VOICES Identities

My mother. her brothers, and her sisters in Tijuana in 1959

Reflections on growing up in a Mexican-American household.

My friends and I sit cross-legged in a circle. We are in front of our fifth grade class. There is a slight breeze that ruffles through the leaves and cools our overheated bodies. Our sweaters are sprawled across the ground, and our pants are rolled up in an attempt to fight the heat. The five of us are silent. In our own little world, each one of us hunches over waiting to hear the exciting news Rachel is about to share. We pay no attention to the kids swerving past us and the laughter drowning our surroundings. She was the only one with her jeans rolled down. This didn’t surprise any of us, she had told us all before how she hated the hair on her legs. She has a sparkle in her eye as she reaches for the ends of her jeans. “I shaved my legs!” she squealed. The girls light up. Rachel was the last to get permission. The girls yell in excitement and begin to discuss their own experiences. I sit their quietly, my face gets hotter by the minute. My ears had have begun to burn and the knot in my stomach makes me want to throw up. I quickly lay my sweater over my legs, and hope the girls won’t notice. They don’t.

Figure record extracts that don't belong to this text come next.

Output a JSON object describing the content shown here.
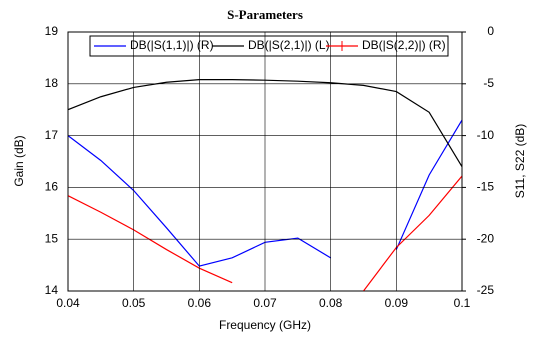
{
  "chart_data": {
    "type": "line",
    "title": "S-Parameters",
    "x_label": "Frequency (GHz)",
    "y_label": "Gain (dB)",
    "y2_label": "S11, S22 (dB)",
    "x": [
      0.04,
      0.045,
      0.05,
      0.055,
      0.06,
      0.065,
      0.07,
      0.075,
      0.08,
      0.085,
      0.09,
      0.095,
      0.1
    ],
    "xlim": [
      0.04,
      0.1
    ],
    "xticks": [
      0.04,
      0.05,
      0.06,
      0.07,
      0.08,
      0.09,
      0.1
    ],
    "ylim": [
      14,
      19
    ],
    "yticks": [
      14,
      15,
      16,
      17,
      18,
      19
    ],
    "y2lim": [
      -25,
      0
    ],
    "y2ticks": [
      -25,
      -20,
      -15,
      -10,
      -5,
      0
    ],
    "grid": true,
    "series": [
      {
        "name": "DB(|S(1,1)|) (R)",
        "color": "#0000ff",
        "axis": "y2",
        "values": [
          -10,
          -12.4,
          -15.3,
          -18.9,
          -22.6,
          -21.8,
          -20.3,
          -19.9,
          -21.8,
          null,
          -21,
          -13.8,
          -8.5
        ]
      },
      {
        "name": "DB(|S(2,1)|) (L)",
        "color": "#000000",
        "values": [
          17.5,
          17.75,
          17.93,
          18.03,
          18.08,
          18.08,
          18.07,
          18.05,
          18.02,
          17.97,
          17.85,
          17.45,
          16.4
        ]
      },
      {
        "name": "DB(|S(2,2)|) (R)",
        "color": "#ff0000",
        "axis": "y2",
        "values": [
          -15.8,
          -17.4,
          -19.1,
          -21,
          -22.8,
          -24.2,
          null,
          null,
          null,
          -25,
          -20.8,
          -17.7,
          -13.9
        ]
      }
    ]
  }
}
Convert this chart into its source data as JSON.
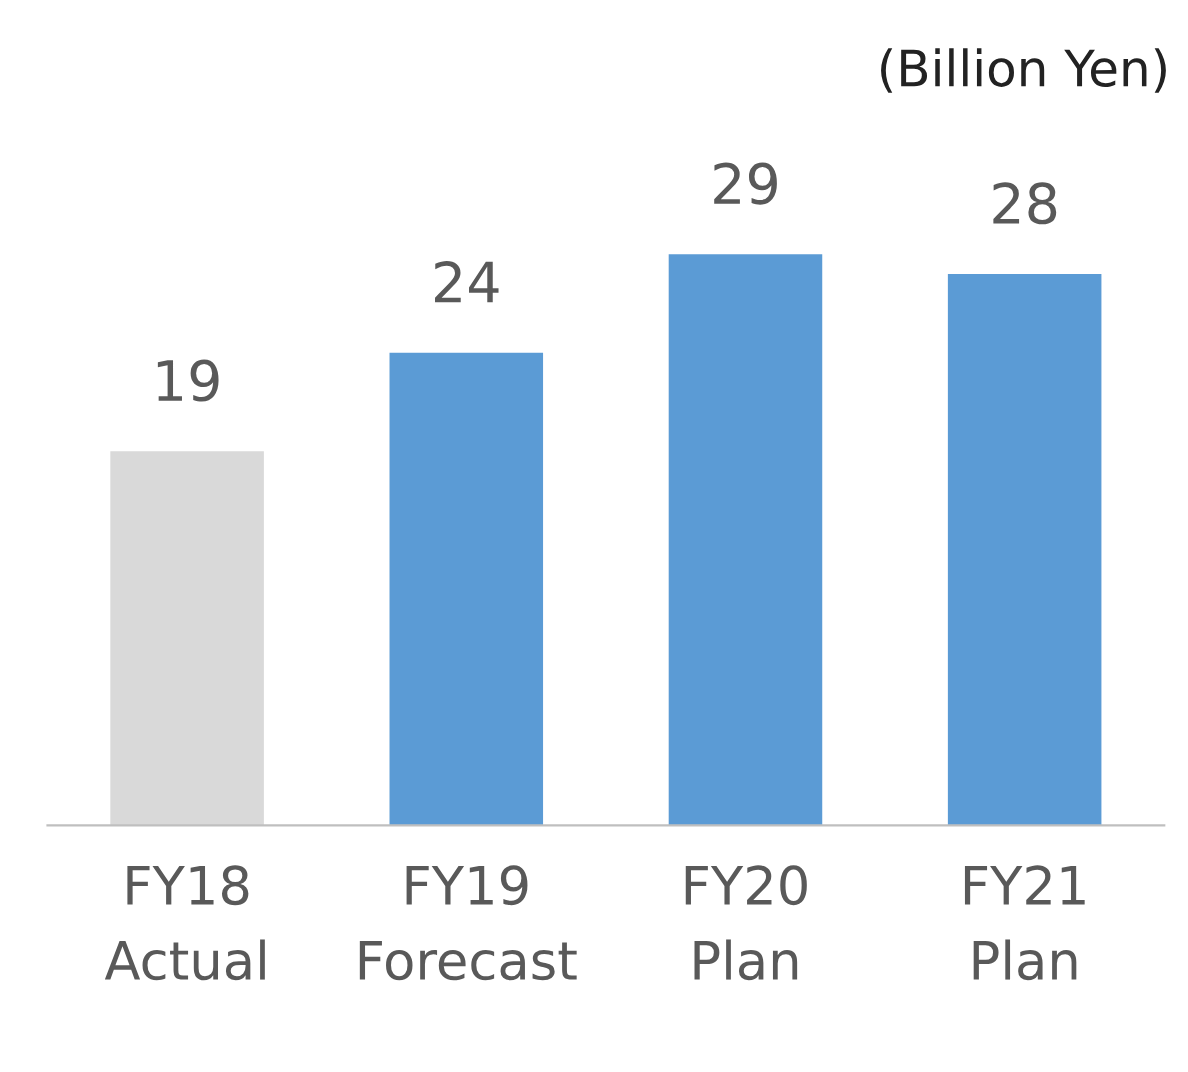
{
  "chart_data": {
    "type": "bar",
    "ylabel": "(Billion Yen)",
    "categories": [
      "FY18\nActual",
      "FY19\nForecast",
      "FY20\nPlan",
      "FY21\nPlan"
    ],
    "values": [
      19,
      24,
      29,
      28
    ],
    "colors": [
      "#d9d9d9",
      "#5b9bd5",
      "#5b9bd5",
      "#5b9bd5"
    ],
    "data_labels": true,
    "grid": false,
    "legend": false
  }
}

I laughed with them that afternoon, but that night I went home and cried.

I was born and raised in Orange County in a predominately White area. My elementary school seemingly lacked cultural diversity. Out of a hundred students, perhaps, 10 of them came from a diverse background. My life at home contrasted drastically from my life at school. Spanish filled our household day in and day out. Telenovelas consumed the empty noise, as it constantly ran throughout the day. Dinner time called for savoring albondigas and blindly watching world news on Telemundo.

At school my best friends, all white, continuously immersed me in American culture. With time, I no longer feared speaking in public or the thought of speaking with an accent. The accent eventually went away completely, and I began to stop speaking Spanish altogether. The telenovelas changed to Disney Channel’s “Lizzie McGuire”, and dinner became a constant struggle. I wanted my mom to start cooking normal food, like the meals my friends ate.

Near the end of elementary school, my worries shifted from my accent to my physical appearance. I would come home each night, look myself in the mirror, and pick out things I wanted to change. I wanted my skin to be lighter, my eyes to be blue, and my hair to be blonde. I wanted to be like my best friends, to fit in I had to look like them.

To a 10-year-old girl, that was what beautiful defined.

My parents were both born and raised in Mexico and immigrated here in their 20s.Their childhood was not a representation of mine. As I look back it, I will never know what it will be like to live in an impoverished nation. To come home and wonder if there is going to be food on the table. To hope my mother’s friend, who has a bit more money than we do, will come by and give me a nickel so I can buy an ice cream cone.

As a 13-year-old I never once thought how were my parents feeling when they were my age? At 13 I wanted to be able to put on makeup, and hangout with my friends, without being afraid to ask, because in most cases the answer was no.

My parent’s were raised in a different culture, environment, and time. They were not allowed to do the things I wanted to do. Aside from that, they were not aware of the culture I was being emerged in at school. I was angry because I believed they should have known I was the only one out of my friends who had never spent the night anywhere, and if they did know, well, then that just meant that they didn’t care.

I realize it was not lack of empathy, but fear of what would happen to me if they did allow more freedom. A worry that American practices might lead directly to danger.

Perhaps if I would have thought about what it was like for them, I wouldn’t have been as angry. But would that have made me less embarrassed? Embarrassed at having hair between my brows or having a darker skin color than my friends?

The problem I have come to realize is that I didn’t acknowledge cultural differences. I didn’t allow myself to step into my parent’s shoes. Is that due primarily to my ignorance? The media? My education? That’s something to think about.